The required sample size to estimate a population mean within a prescribed margin-of-error (ME) and level of confidence with a given value of σ (the population standard deviation) can be computed with $$\big(\frac{Z^{*}\sigma}{ME}\big)^2$$.

Note:
• Z* will always come from assuming a confidence interval (rather than a lower or upper bound) because of the use of “within.”

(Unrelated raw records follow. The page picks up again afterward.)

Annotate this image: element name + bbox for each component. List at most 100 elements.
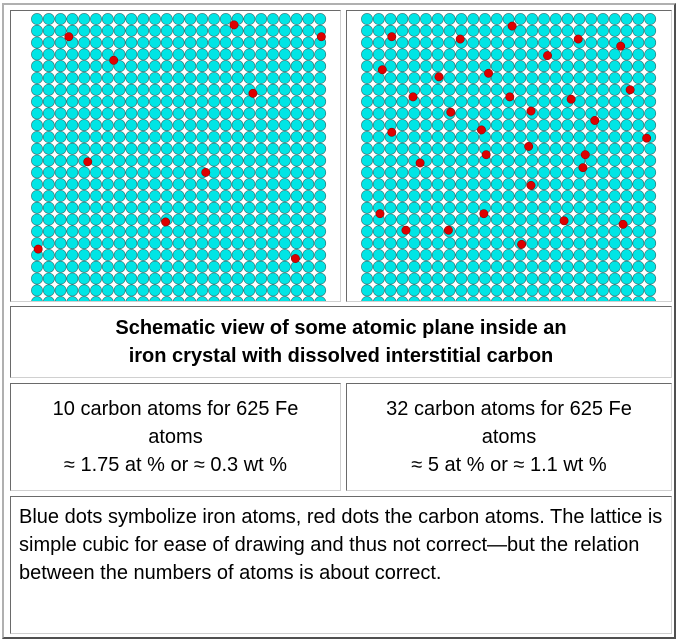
- iron-atom: [314, 237, 327, 250]
- iron-atom: [467, 284, 480, 297]
- iron-atom: [420, 60, 432, 73]
- iron-atom: [384, 95, 397, 108]
- iron-atom: [208, 131, 220, 143]
- iron-atom: [137, 119, 150, 132]
- iron-atom: [443, 119, 456, 132]
- iron-atom: [290, 24, 303, 37]
- iron-atom: [54, 119, 67, 132]
- iron-atom: [42, 60, 55, 73]
- iron-atom: [526, 237, 539, 250]
- iron-atom: [632, 72, 645, 84]
- iron-atom: [361, 213, 373, 226]
- iron-atom: [125, 60, 138, 73]
- iron-atom: [184, 213, 197, 226]
- iron-atom: [644, 72, 657, 84]
- iron-atom: [196, 13, 209, 25]
- iron-atom: [78, 249, 91, 261]
- iron-atom: [573, 48, 586, 61]
- iron-atom: [561, 107, 574, 120]
- carbon-atom: [578, 163, 588, 173]
- iron-atom: [184, 95, 197, 108]
- iron-atom: [66, 249, 79, 261]
- iron-atom: [514, 166, 527, 179]
- iron-atom: [255, 13, 268, 25]
- iron-atom: [420, 178, 432, 191]
- carbon-atom: [33, 244, 43, 254]
- iron-atom: [31, 72, 43, 84]
- iron-atom: [396, 284, 409, 297]
- iron-atom: [549, 83, 562, 96]
- iron-atom: [90, 178, 102, 191]
- iron-atom: [137, 284, 150, 297]
- iron-atom: [479, 13, 491, 25]
- iron-atom: [278, 225, 291, 238]
- iron-atom: [597, 225, 609, 238]
- iron-atom: [219, 237, 232, 250]
- iron-atom: [78, 190, 91, 202]
- carbon-atom: [443, 225, 453, 235]
- iron-atom: [290, 260, 303, 273]
- iron-atom: [549, 237, 562, 250]
- iron-atom: [267, 201, 279, 214]
- iron-atom: [549, 190, 562, 202]
- iron-atom: [514, 296, 527, 301]
- iron-atom: [172, 72, 185, 84]
- iron-atom: [267, 260, 279, 273]
- iron-atom: [620, 72, 633, 84]
- carbon-atom: [161, 217, 171, 227]
- iron-atom: [632, 24, 645, 37]
- iron-atom: [514, 142, 527, 155]
- iron-atom: [384, 166, 397, 179]
- iron-atom: [149, 83, 161, 96]
- iron-atom: [479, 225, 491, 238]
- iron-atom: [290, 213, 303, 226]
- iron-atom: [479, 272, 491, 285]
- iron-atom: [361, 260, 373, 273]
- iron-atom: [101, 131, 114, 143]
- iron-atom: [479, 24, 491, 37]
- iron-atom: [372, 249, 385, 261]
- iron-atom: [314, 178, 327, 191]
- iron-atom: [54, 237, 67, 250]
- iron-atom: [526, 213, 539, 226]
- iron-atom: [90, 166, 102, 179]
- iron-atom: [196, 284, 209, 297]
- iron-atom: [137, 190, 150, 202]
- iron-atom: [125, 48, 138, 61]
- iron-atom: [90, 272, 102, 285]
- iron-atom: [455, 237, 468, 250]
- iron-atom: [90, 201, 102, 214]
- iron-atom: [149, 166, 161, 179]
- iron-atom: [561, 284, 574, 297]
- iron-atom: [608, 83, 621, 96]
- iron-atom: [267, 131, 279, 143]
- iron-atom: [42, 249, 55, 261]
- iron-atom: [149, 142, 161, 155]
- iron-atom: [372, 142, 385, 155]
- iron-atom: [90, 142, 102, 155]
- carbon-atom: [505, 92, 515, 102]
- iron-atom: [137, 36, 150, 49]
- iron-atom: [160, 237, 173, 250]
- iron-atom: [160, 272, 173, 285]
- iron-atom: [243, 272, 256, 285]
- iron-atom: [620, 249, 633, 261]
- iron-atom: [573, 95, 586, 108]
- iron-atom: [420, 36, 432, 49]
- iron-atom: [54, 95, 67, 108]
- iron-atom: [78, 296, 90, 301]
- iron-atom: [255, 119, 268, 132]
- iron-atom: [361, 142, 373, 155]
- iron-atom: [490, 95, 503, 108]
- iron-atom: [125, 213, 138, 226]
- iron-atom: [455, 60, 468, 73]
- iron-atom: [101, 24, 114, 37]
- iron-atom: [172, 48, 185, 61]
- iron-atom: [149, 48, 161, 61]
- iron-atom: [196, 201, 209, 214]
- iron-atom: [160, 131, 173, 143]
- iron-atom: [208, 272, 220, 285]
- iron-atom: [420, 225, 432, 238]
- iron-atom: [231, 213, 244, 226]
- iron-atom: [644, 213, 657, 226]
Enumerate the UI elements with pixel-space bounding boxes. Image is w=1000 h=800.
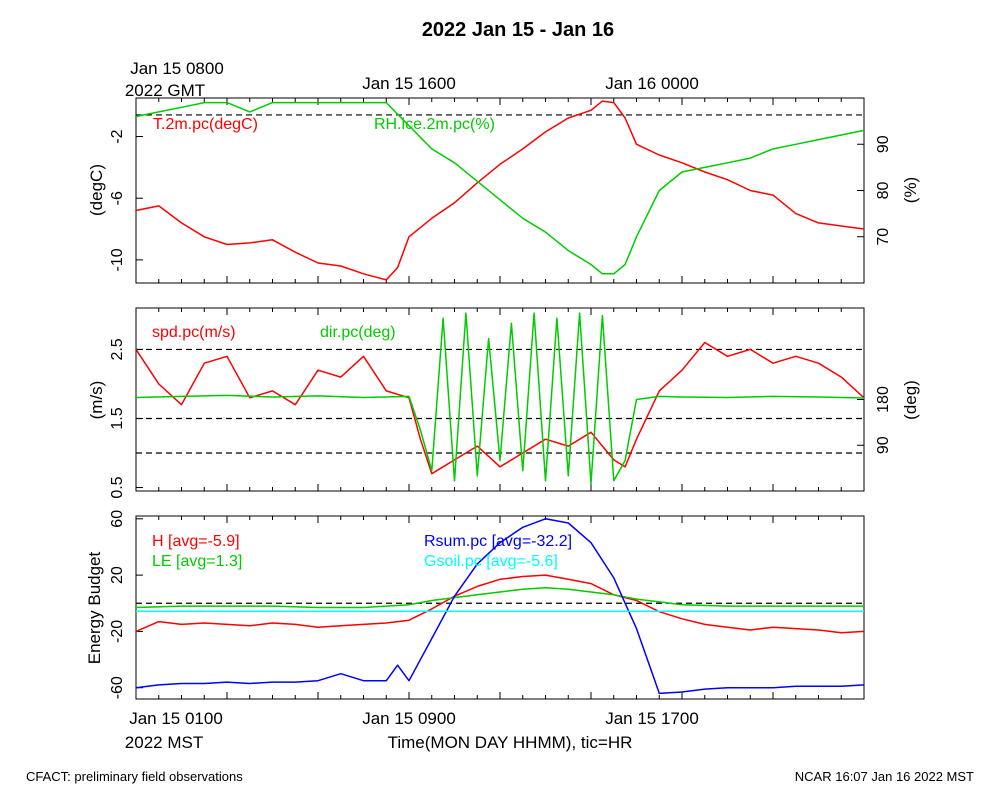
panel-2-reference-lines bbox=[136, 348, 864, 454]
footer-right: NCAR 16:07 Jan 16 2022 MST bbox=[795, 769, 974, 784]
y-tick-label-left: -20 bbox=[109, 620, 126, 643]
panel-2-series bbox=[135, 312, 865, 485]
panel-2-left-axis-title: (m/s) bbox=[87, 381, 106, 420]
panel-1-right-ticks: 90 80 70 bbox=[857, 135, 892, 246]
x-axis-title: Time(MON DAY HHMM), tic=HR bbox=[388, 733, 633, 752]
y-tick-label-left: 60 bbox=[109, 510, 126, 528]
chart-title: 2022 Jan 15 - Jan 16 bbox=[422, 19, 614, 41]
y-tick-label-left: 1.5 bbox=[109, 407, 126, 429]
y-tick-label-left: -6 bbox=[109, 191, 126, 205]
panel-2-right-ticks: 180 90 bbox=[857, 386, 892, 454]
panel-3-left-ticks: 60 20 -20 -60 bbox=[109, 510, 143, 699]
series-line-rh-ice-2m-pc bbox=[135, 101, 865, 275]
series-line-spd-pc bbox=[135, 341, 865, 475]
bottom-axis-label-0: Jan 15 0100 bbox=[129, 709, 223, 728]
bottom-axis-label-1: Jan 15 0900 bbox=[362, 709, 456, 728]
y-tick-label-left: 2.5 bbox=[109, 338, 126, 360]
legend-wind-speed: spd.pc(m/s) bbox=[152, 324, 236, 341]
panel-2-frame bbox=[135, 307, 865, 492]
y-tick-label-right: 90 bbox=[875, 135, 892, 153]
series-line-rsum-pc bbox=[135, 518, 865, 695]
panel-3-series bbox=[135, 518, 865, 695]
panel-2-left-ticks: 2.5 1.5 0.5 bbox=[109, 338, 143, 499]
y-tick-label-right: 80 bbox=[875, 182, 892, 200]
y-tick-label-left: 0.5 bbox=[109, 476, 126, 498]
panel-2-right-axis-title: (deg) bbox=[901, 380, 920, 420]
legend-h: H [avg=-5.9] bbox=[152, 533, 240, 550]
panel-1-right-axis-title: (%) bbox=[901, 177, 920, 203]
y-tick-label-left: 20 bbox=[109, 566, 126, 584]
y-tick-label-left: -10 bbox=[109, 248, 126, 271]
panel-1-left-ticks: -2 -6 -10 bbox=[109, 129, 143, 271]
panel-1-series bbox=[135, 100, 865, 281]
bottom-axis-label-2: Jan 15 1700 bbox=[605, 709, 699, 728]
panel-3-left-axis-title: Energy Budget bbox=[85, 551, 104, 664]
top-axis-label-0: Jan 15 0800 bbox=[130, 59, 224, 78]
legend-temperature: T.2m.pc(degC) bbox=[153, 116, 258, 133]
bottom-axis-year-label: 2022 MST bbox=[125, 733, 203, 752]
series-line-dir-pc bbox=[135, 312, 865, 485]
top-axis-label-1: Jan 15 1600 bbox=[362, 74, 456, 93]
panel-energy-budget: 60 20 -20 -60 H [avg=-5.9] LE [avg=1.3] Rsu… bbox=[85, 510, 865, 700]
legend-wind-direction: dir.pc(deg) bbox=[320, 324, 396, 341]
panel-2-x-ticks bbox=[135, 308, 865, 491]
top-axis-year-label: 2022 GMT bbox=[125, 81, 205, 100]
panel-3-x-ticks bbox=[135, 516, 865, 699]
panel-1-x-ticks bbox=[135, 98, 865, 283]
y-tick-label-left: -60 bbox=[109, 676, 126, 699]
footer-left: CFACT: preliminary field observations bbox=[26, 769, 243, 784]
legend-gsoil: Gsoil.pc [avg=-5.6] bbox=[424, 553, 558, 570]
series-line-le bbox=[135, 587, 864, 609]
y-tick-label-right: 70 bbox=[875, 228, 892, 246]
legend-le: LE [avg=1.3] bbox=[152, 553, 242, 570]
y-tick-label-left: -2 bbox=[109, 129, 126, 143]
series-line-h bbox=[135, 574, 865, 634]
legend-rsum: Rsum.pc [avg=-32.2] bbox=[424, 533, 572, 550]
legend-humidity: RH.ice.2m.pc(%) bbox=[374, 116, 495, 133]
top-axis-label-2: Jan 16 0000 bbox=[605, 74, 699, 93]
panel-temperature-humidity: -2 -6 -10 90 80 70 T.2m.pc(degC) RH.ice.2m.p… bbox=[87, 97, 920, 284]
panel-1-left-axis-title: (degC) bbox=[87, 164, 106, 216]
y-tick-label-right: 90 bbox=[875, 436, 892, 454]
y-tick-label-right: 180 bbox=[875, 386, 892, 413]
series-line-t-2m-pc bbox=[135, 100, 865, 281]
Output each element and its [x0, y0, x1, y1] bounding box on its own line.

For example, suppose that a researcher wanted to determine the sample size required to estimated the population mean within 10 “units” with 90% confidence assuming that σ=500. In this case, ME=10 (which comes from the prescribed “within” amount) and σ is obviously 500. Assuming a 90% confidence INTERVAL (i.e., 90% is in the “middle” of a standard normal distribution and 5% is in either tail) Z* is either -1.645 or +1.645 (does not make a difference as it will be squared in the sample size calculation) as computed with

> distrib(0.05,type="q")

Therefore, the required sample size is $$\big(\frac{1.645*500}{10}\big)^2$$=6765.06. It is, of course, not possible to take a fraction of a sample size but note that sample size calculations are ALWAYS rounded up. Thus, in this example, one would take a sample size of 6766 to meet the prescribed requirements.

Note:
• Sample size calculations are always rounded up to a whole number.